Coincidently, this month’s issue of “Diabetes Forecast” talks about this. See pp. 38-40.
I still don’t understand, in any case, why insurance providers don’t cover more strips. In my thinking more strips = better awareness = better control = less complications.
There is a meter out there from Precision, I think it’s the that can do both glucose and keotnes. It is a different strip for keotnes, and if I remember correctly they are pretty expensive. One of those things where if your insurance covers it, it’s probably worth it, but if not you find a way to deal without it…Hope that helps!
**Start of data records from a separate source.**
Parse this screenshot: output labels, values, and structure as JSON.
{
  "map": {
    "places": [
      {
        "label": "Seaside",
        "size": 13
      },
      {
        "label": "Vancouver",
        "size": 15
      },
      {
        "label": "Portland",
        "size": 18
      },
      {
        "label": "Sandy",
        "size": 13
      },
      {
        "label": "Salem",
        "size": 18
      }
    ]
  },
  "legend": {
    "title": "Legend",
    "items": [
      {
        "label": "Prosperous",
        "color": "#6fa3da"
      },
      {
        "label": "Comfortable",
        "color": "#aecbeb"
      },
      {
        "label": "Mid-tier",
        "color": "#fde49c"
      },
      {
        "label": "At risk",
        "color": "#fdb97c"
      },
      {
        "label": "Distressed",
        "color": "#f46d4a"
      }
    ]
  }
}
Insurance fraud regarding test strip acquisition also occurs when patients sell their “excess” strips in classified ads or over the internet, a practice of which I’m sure Medicare is aware. These people make it harder for all the patients who legitimately need more strips.
As a type 2, I test 5-6 times a day, and must prove to M/care that I really do. The super-smart people at my chain pharmacy came out with a great solution, tho it creates more work for me, which I did get used to.
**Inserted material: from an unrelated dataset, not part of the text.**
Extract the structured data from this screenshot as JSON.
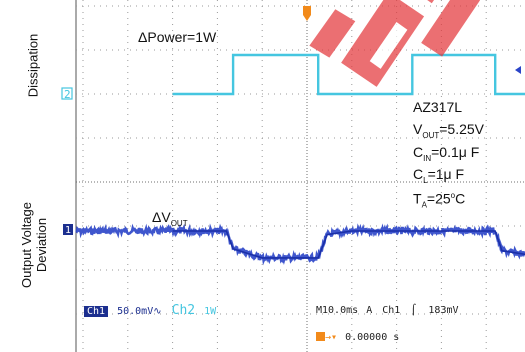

Once a month I must mail in the testing log they sent me, which shows the times of day when I test, plus my readings.
I also keep my own log, which I show my endo, on which I also record the foods I eat. Right now I’m eating my b’fast, which is a huge salad, b/c it’s the only morning food that doesn’t significantly raise my blood sugar level.
Thanks for addressing the question about Medicare and strips. Because the evidence is mixed on the health benefits of SMBG in non-insulin users (that’s looking at populations–on an individual level, you and your doctor deciding that you need more strips and doing the proper Rx coding and any needed documentation is allowed, but does require an empowered person with diabetes, a dedicated health care provider, and some extra documentation effort as Wil notes). Medicare is going to continue to eye how to cut the vast dollars spent on diabetes–especially dollars that we can’t prove translate to direct health improvement outcomes. Here’s the link to the Diabetes Forecast buyer-beware article that reveals some of the strip fraud issues that contribute to strip costs (and, thus, indirectly, access to strips and to reliable strips) http://www.forecast.diabetes.org/strips-dec2012.
I am very disappointed in our Congress the very peolpe who’s main concern is to protect their constituents have failed the American peolpe by passing the heallth care bill without knowing what it actually contains. It is also irresponsible of them to lower medicare fees which are already to low ,it would nice however if the goverment would pay 21.3% of the Doctors overhead expenses.